Related Article: Are You Ready for Agentic AI Shoppers as Customers?
Key Takeaways: Themes From PegaWorld 2025
The MGM Grand in Las Vegas was filled with ideas, success stories and truly challenging questions for enterprises under increasing pressure to adapt to competitive pressures and rising expectations from the omnichannel consumer. Yet, a few themes emerged at PegaWorld 2025 that offer a promising path forward.
The first theme was that thinking about agentic AI as a single agent that needs to perform any and all tasks is not a realistic approach. Multi-agent scenarios, where each AI agent plays to its strength and is orchestrated according to a business’ guidelines, is a practical answer.

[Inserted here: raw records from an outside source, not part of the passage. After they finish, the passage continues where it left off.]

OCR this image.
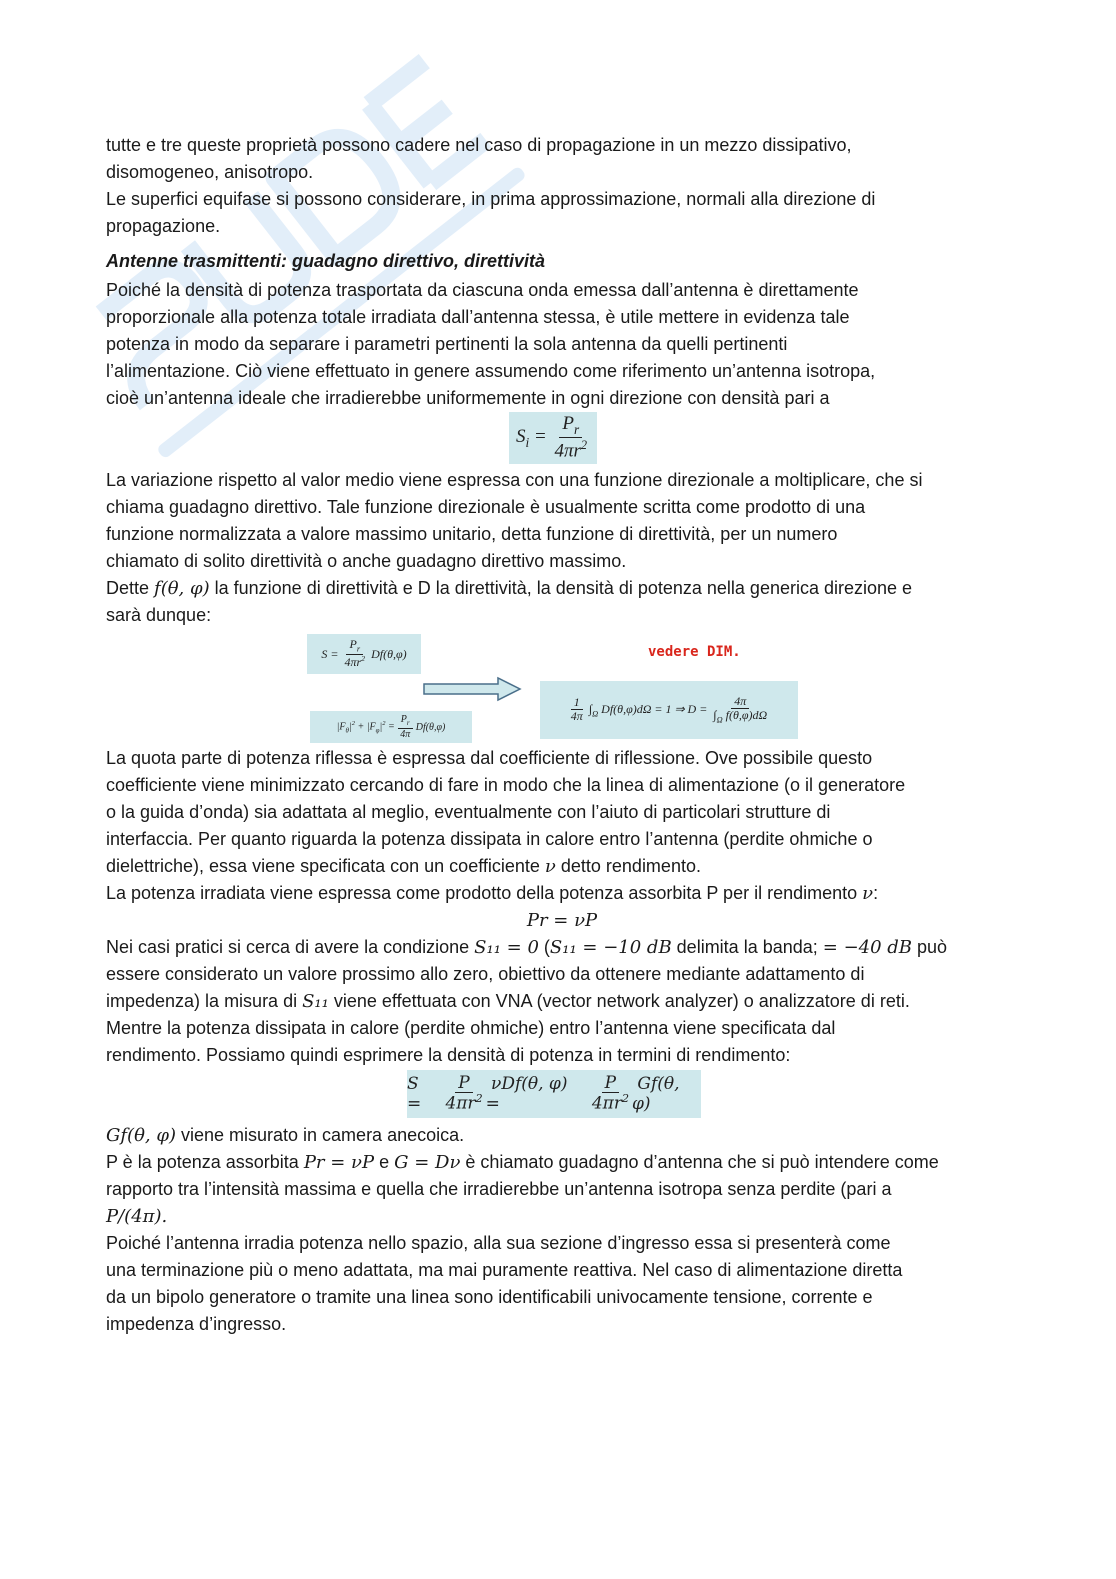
tutte e tre queste proprietà possono cadere nel caso di propagazione in un mezzo dissipativo,
disomogeneo, anisotropo.
Le superfici equifase si possono considerare, in prima approssimazione, normali alla direzione di
propagazione.
Antenne trasmittenti: guadagno direttivo, direttività
Poiché la densità di potenza trasportata da ciascuna onda emessa dall’antenna è direttamente
proporzionale alla potenza totale irradiata dall’antenna stessa, è utile mettere in evidenza tale
potenza in modo da separare i parametri pertinenti la sola antenna da quelli pertinenti
l’alimentazione. Ciò viene effettuato in genere assumendo come riferimento un’antenna isotropa,
cioè un’antenna ideale che irradierebbe uniformemente in ogni direzione con densità pari a
$S_i = \frac{P_r}{4\pi r^2}$
La variazione rispetto al valor medio viene espressa con una funzione direzionale a moltiplicare, che si
chiama guadagno direttivo. Tale funzione direzionale è usualmente scritta come prodotto di una
funzione normalizzata a valore massimo unitario, detta funzione di direttività, per un numero
chiamato di solito direttività o anche guadagno direttivo massimo.
Dette f(θ, φ) la funzione di direttività e D la direttività, la densità di potenza nella generica direzione e
sarà dunque:
$S = \frac{P_r}{4\pi r^2} Df(\theta,\varphi)$
$|F_\theta|^2 + |F_\varphi|^2 = \frac{P_r}{4\pi} Df(\theta,\varphi)$
vedere DIM.
$\frac{1}{4\pi} \int_\Omega$ Df(θ,φ)dΩ = 1 ⇒ $D = \frac{4\pi}{\int_\Omega f(\theta,\varphi)d\Omega}$
La quota parte di potenza riflessa è espressa dal coefficiente di riflessione. Ove possibile questo
coefficiente viene minimizzato cercando di fare in modo che la linea di alimentazione (o il generatore
o la guida d’onda) sia adattata al meglio, eventualmente con l’aiuto di particolari strutture di
interfaccia. Per quanto riguarda la potenza dissipata in calore entro l’antenna (perdite ohmiche o
dielettriche), essa viene specificata con un coefficiente ν detto rendimento.
La potenza irradiata viene espressa come prodotto della potenza assorbita P per il rendimento ν:
Pr = νP
Nei casi pratici si cerca di avere la condizione S₁₁ = 0 (S₁₁ = −10 dB delimita la banda; = −40 dB può
essere considerato un valore prossimo allo zero, obiettivo da ottenere mediante adattamento di
impedenza) la misura di S₁₁ viene effettuata con VNA (vector network analyzer) o analizzatore di reti.
Mentre la potenza dissipata in calore (perdite ohmiche) entro l’antenna viene specificata dal
rendimento. Possiamo quindi esprimere la densità di potenza in termini di rendimento:
$S = \frac{P}{4\pi r^2} \nu Df(\theta$, φ) =	$\frac{P}{4\pi r^2} Gf(\theta$, φ)
Gf(θ, φ) viene misurato in camera anecoica.
P è la potenza assorbita Pr = νP e G = Dν è chiamato guadagno d’antenna che si può intendere come
rapporto tra l’intensità massima e quella che irradierebbe un’antenna isotropa senza perdite (pari a
P/(4π).
Poiché l’antenna irradia potenza nello spazio, alla sua sezione d’ingresso essa si presenterà come
una terminazione più o meno adattata, ma mai puramente reattiva. Nel caso di alimentazione diretta
da un bipolo generatore o tramite una linea sono identificabili univocamente tensione, corrente e
impedenza d’ingresso.
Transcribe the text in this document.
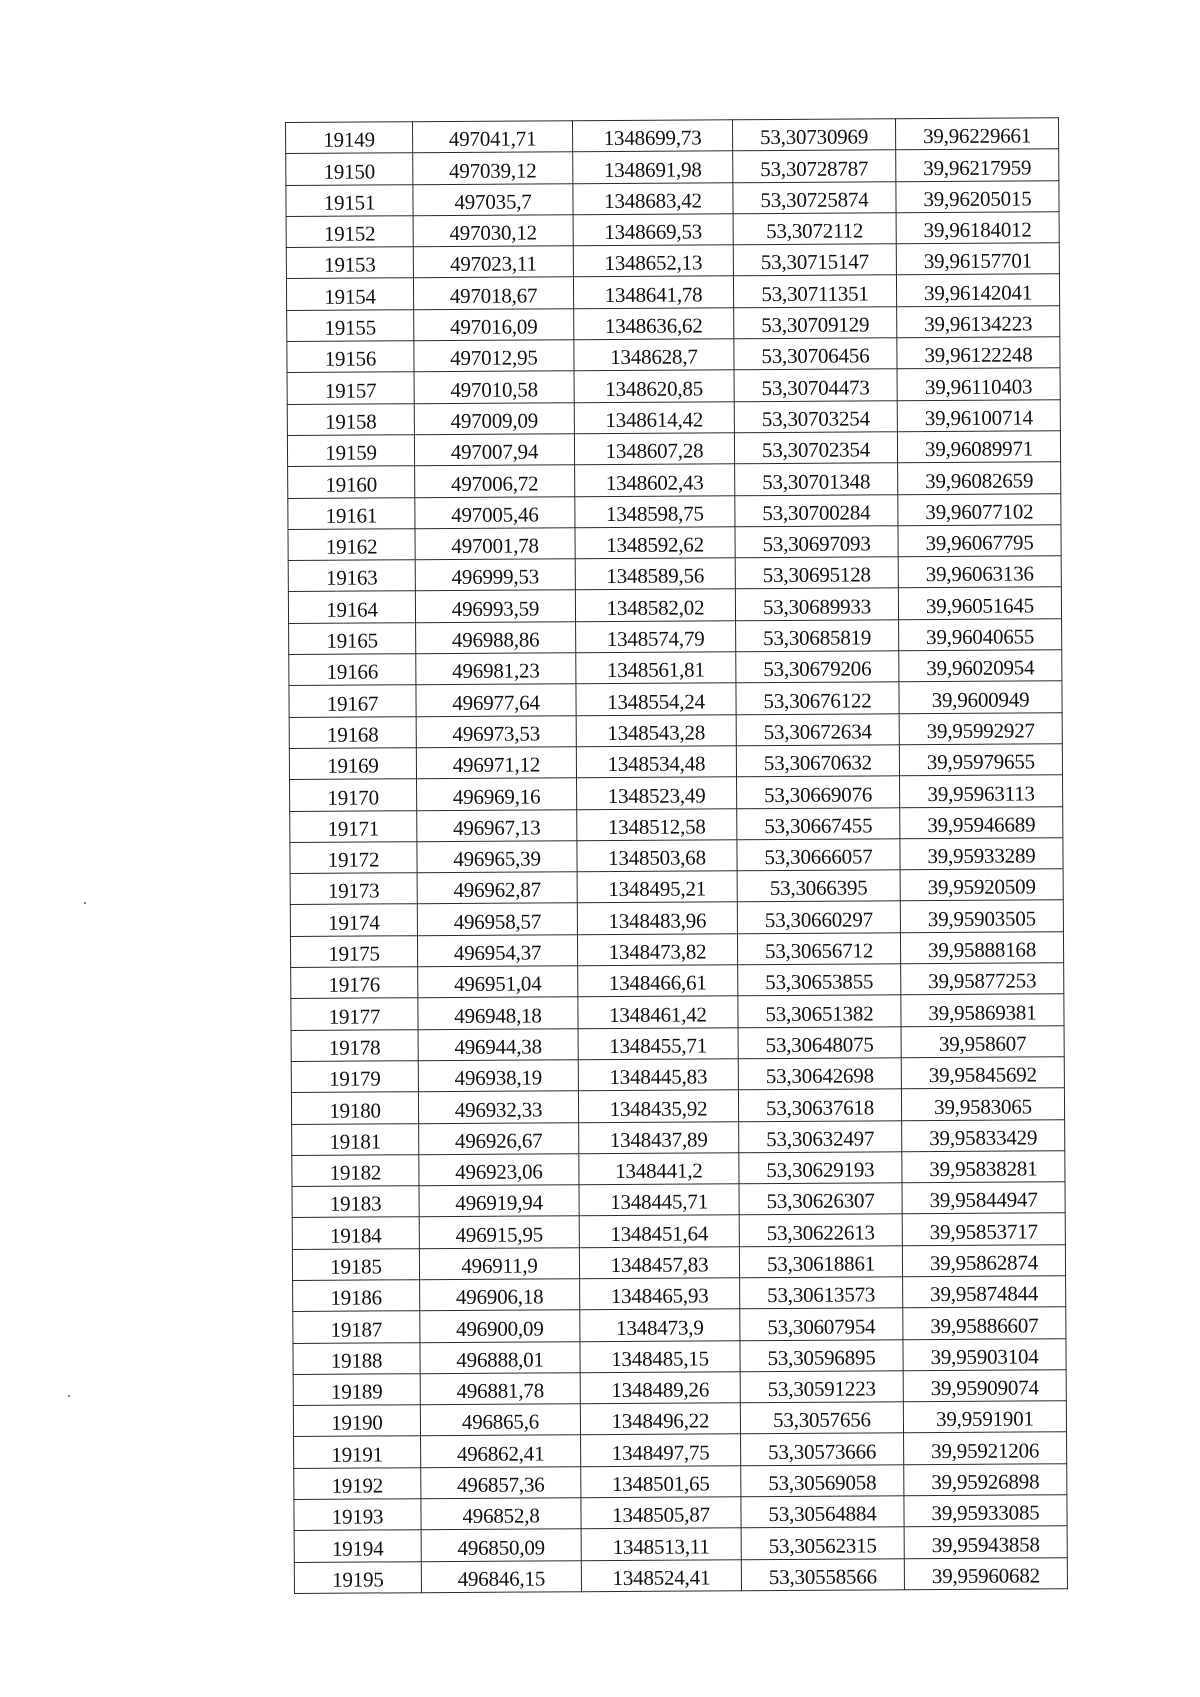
19149	497041,71	1348699,73	53,30730969	39,96229661
19150	497039,12	1348691,98	53,30728787	39,96217959
19151	497035,7	1348683,42	53,30725874	39,96205015
19152	497030,12	1348669,53	53,3072112	39,96184012
19153	497023,11	1348652,13	53,30715147	39,96157701
19154	497018,67	1348641,78	53,30711351	39,96142041
19155	497016,09	1348636,62	53,30709129	39,96134223
19156	497012,95	1348628,7	53,30706456	39,96122248
19157	497010,58	1348620,85	53,30704473	39,96110403
19158	497009,09	1348614,42	53,30703254	39,96100714
19159	497007,94	1348607,28	53,30702354	39,96089971
19160	497006,72	1348602,43	53,30701348	39,96082659
19161	497005,46	1348598,75	53,30700284	39,96077102
19162	497001,78	1348592,62	53,30697093	39,96067795
19163	496999,53	1348589,56	53,30695128	39,96063136
19164	496993,59	1348582,02	53,30689933	39,96051645
19165	496988,86	1348574,79	53,30685819	39,96040655
19166	496981,23	1348561,81	53,30679206	39,96020954
19167	496977,64	1348554,24	53,30676122	39,9600949
19168	496973,53	1348543,28	53,30672634	39,95992927
19169	496971,12	1348534,48	53,30670632	39,95979655
19170	496969,16	1348523,49	53,30669076	39,95963113
19171	496967,13	1348512,58	53,30667455	39,95946689
19172	496965,39	1348503,68	53,30666057	39,95933289
19173	496962,87	1348495,21	53,3066395	39,95920509
19174	496958,57	1348483,96	53,30660297	39,95903505
19175	496954,37	1348473,82	53,30656712	39,95888168
19176	496951,04	1348466,61	53,30653855	39,95877253
19177	496948,18	1348461,42	53,30651382	39,95869381
19178	496944,38	1348455,71	53,30648075	39,958607
19179	496938,19	1348445,83	53,30642698	39,95845692
19180	496932,33	1348435,92	53,30637618	39,9583065
19181	496926,67	1348437,89	53,30632497	39,95833429
19182	496923,06	1348441,2	53,30629193	39,95838281
19183	496919,94	1348445,71	53,30626307	39,95844947
19184	496915,95	1348451,64	53,30622613	39,95853717
19185	496911,9	1348457,83	53,30618861	39,95862874
19186	496906,18	1348465,93	53,30613573	39,95874844
19187	496900,09	1348473,9	53,30607954	39,95886607
19188	496888,01	1348485,15	53,30596895	39,95903104
19189	496881,78	1348489,26	53,30591223	39,95909074
19190	496865,6	1348496,22	53,3057656	39,9591901
19191	496862,41	1348497,75	53,30573666	39,95921206
19192	496857,36	1348501,65	53,30569058	39,95926898
19193	496852,8	1348505,87	53,30564884	39,95933085
19194	496850,09	1348513,11	53,30562315	39,95943858
19195	496846,15	1348524,41	53,30558566	39,95960682
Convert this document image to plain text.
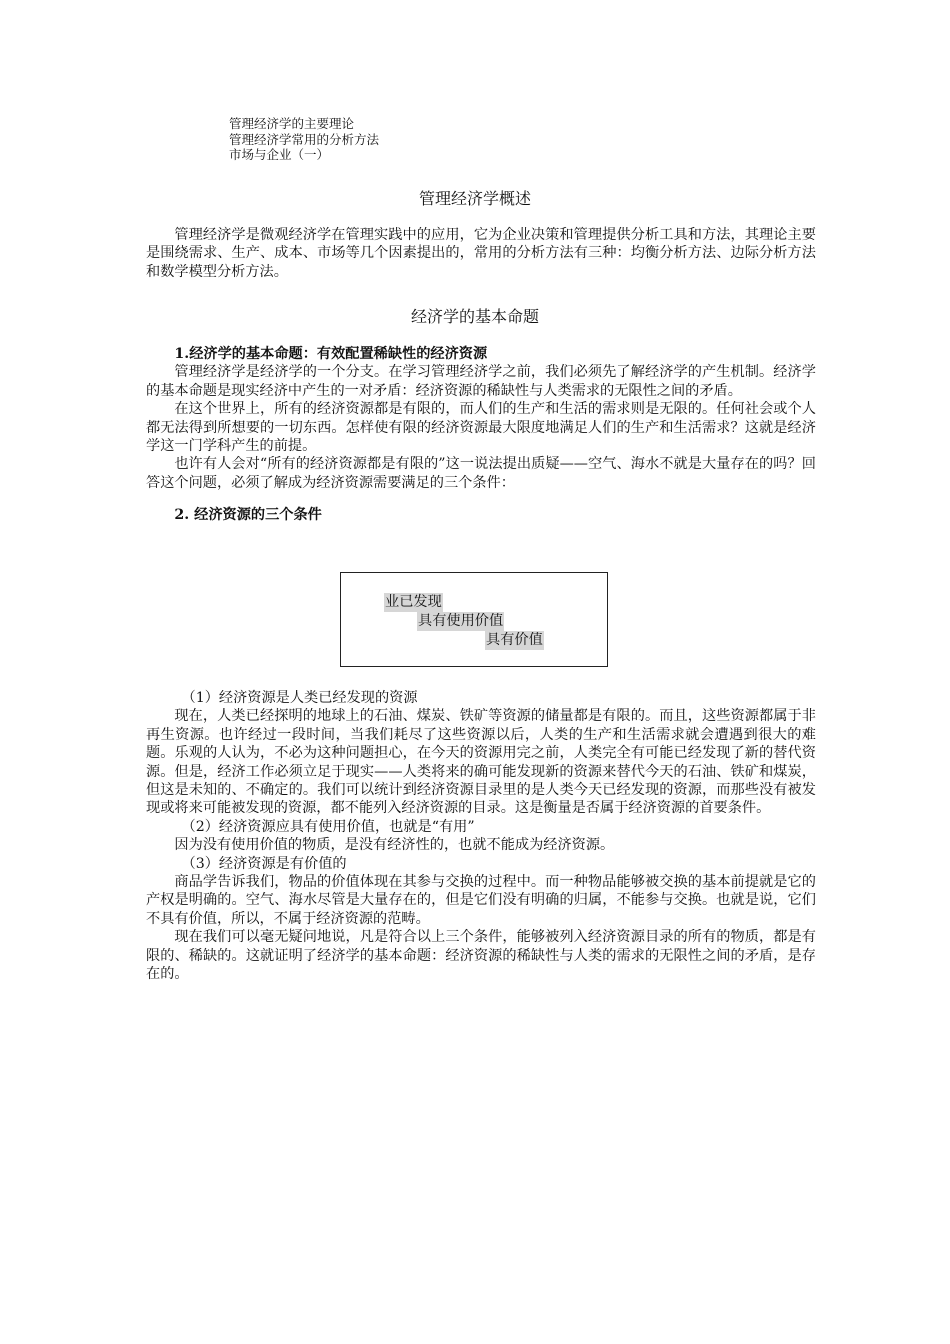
管理经济学的主要理论
管理经济学常用的分析方法
市场与企业（一）
管理经济学概述

管理经济学是微观经济学在管理实践中的应用，它为企业决策和管理提供分析工具和方法，其理论主要是围绕需求、生产、成本、市场等几个因素提出的，常用的分析方法有三种：均衡分析方法、边际分析方法和数学模型分析方法。

经济学的基本命题

1.经济学的基本命题：有效配置稀缺性的经济资源

管理经济学是经济学的一个分支。在学习管理经济学之前，我们必须先了解经济学的产生机制。经济学的基本命题是现实经济中产生的一对矛盾：经济资源的稀缺性与人类需求的无限性之间的矛盾。

在这个世界上，所有的经济资源都是有限的，而人们的生产和生活的需求则是无限的。任何社会或个人都无法得到所想要的一切东西。怎样使有限的经济资源最大限度地满足人们的生产和生活需求？这就是经济学这一门学科产生的前提。

也许有人会对“所有的经济资源都是有限的”这一说法提出质疑——空气、海水不就是大量存在的吗？回答这个问题，必须了解成为经济资源需要满足的三个条件：

2. 经济资源的三个条件

业已发现
具有使用价值
具有价值

（1）经济资源是人类已经发现的资源

现在，人类已经探明的地球上的石油、煤炭、铁矿等资源的储量都是有限的。而且，这些资源都属于非再生资源。也许经过一段时间，当我们耗尽了这些资源以后，人类的生产和生活需求就会遭遇到很大的难题。乐观的人认为，不必为这种问题担心，在今天的资源用完之前，人类完全有可能已经发现了新的替代资源。但是，经济工作必须立足于现实——人类将来的确可能发现新的资源来替代今天的石油、铁矿和煤炭，但这是未知的、不确定的。我们可以统计到经济资源目录里的是人类今天已经发现的资源，而那些没有被发现或将来可能被发现的资源，都不能列入经济资源的目录。这是衡量是否属于经济资源的首要条件。

（2）经济资源应具有使用价值，也就是“有用”

因为没有使用价值的物质，是没有经济性的，也就不能成为经济资源。

（3）经济资源是有价值的

商品学告诉我们，物品的价值体现在其参与交换的过程中。而一种物品能够被交换的基本前提就是它的产权是明确的。空气、海水尽管是大量存在的，但是它们没有明确的归属，不能参与交换。也就是说，它们不具有价值，所以，不属于经济资源的范畴。

现在我们可以毫无疑问地说，凡是符合以上三个条件，能够被列入经济资源目录的所有的物质，都是有限的、稀缺的。这就证明了经济学的基本命题：经济资源的稀缺性与人类的需求的无限性之间的矛盾，是存在的。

The second theme was the realization that successful AI transformation remains challenging, with legacy infrastructure and applications standing in the way. Here, AI can now help with documentation and rapid prototyping. It can now help humans think through all the potential challenges, opportunities and risks before a line of code is even written.
The third major theme was the use of AI to assist in all aspects of implementation and optimization. This approach offers faster delivery, tools to prioritize work and methods to optimize long-term performance.
As we’ve seen, each year will bring more advancements in AI and automation, as well as more potential challenges to solve. Yet, a plan for how to use agentic AI for real organizational transformation is emerging, and it will be interesting to see what lies in store at PegaWorld 2026.